Not So Far Away: David Foster Wallace: The Last Interview and Other Conversations


Reviewed in this essay: David Foster Wallace: The Last Interview and Other Conversations
(Melville House Publishing, December 2012).

DFWIn a recent essay about his late friend, Jonathan Franzen laments the way in which Wallace’s (September 2008) suicide “took him away from us and made the person into a very public legend.” Released this winter, David Foster Wallace: The Last Interview and Other Conversations seems to be part of the posthumously crafted Wallace mythology to which Franzen refers. Following the publication of other “literary conversation” collections like it, TLI&OC is ostensibly aimed at a scholarly audience (or at least hardcore Wallace fandom), and reflects an attempt to provide context for the startlingly short titular interview through a decade’s worth of selected conversations with the American writer.

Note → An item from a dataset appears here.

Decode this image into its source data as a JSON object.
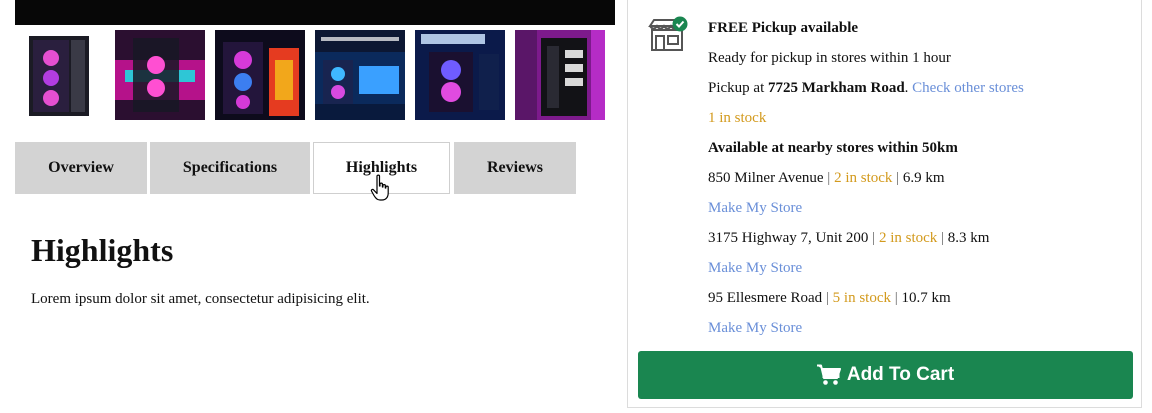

The collection is a rather sundry one; the six dialogues spanning twelve years (1996-2008) are comprised of both greatest hits and more forgettable exchanges. The book opens with the now canonical interview with Laura Miller (Salon.com), in which Wallace discusses his sense that “a piece of fiction is a conversation,” a useful antidote to “existential loneliness,” since “[s]omebody at least for a moment feels about something or sees something the way that I do… I feel human and unalone.” In a lengthy discussion of his non-fiction with Tom Scocca (Boston Phoenix), Wallace similarly touches on the importance of literature as a conversation, explaining his struggle to write things that sound “intimate … like almost there’s somebody talkin’ in my ear.” In his interview with his alma mater (Amherst Magazine) he elaborates on his revision practices, lamenting the comparatively “terribly first-draftish” nature of interviews, in which “no truly interesting question can be satisfactorily answered.”

This is interesting since the collection manages to reveal more about the writer than he perhaps imagined. And this is where the book’s major appeal lies: in the way it answers the question of why his readers continue to hanker after All Things Wallace. The collection doesn’t offer new material or exclusive access to Wallace ephemera, but TLI&OC conveys to new Wallace readers his profound interest in the “magic” of fiction. The interviews collected here introduce a common and persistent thread in Wallace’s lifelong contemplation of, and commentary on, his art: his belief that “good” literary art enables the imaginative identification inherent in “real” human connection. He reveals to Dave Eggers (The Believer) that his reason for covering John McCain’s campaign trail (McCain’s Promise) was so that he could “imagine what it’s like to be the other guy,” and his short-term goals reveal this same attempt at radical empathy: “to exercise patience, politeness, and imagination on those with whom I disagree.” These dialogues provide a glimpse of the humanity that motivated Wallace’s fiction and that seems to me the most resounding, most important last thing he might share with us.

Franzen admits that when Wallace was alive, his readers “gratefully seized on each new dispatch from that farthest-away island which was David.” In Wallace’s absence, collections like this are the only kind of dispatch left—and even in their occasional redundancy, they make him seem a little less far away.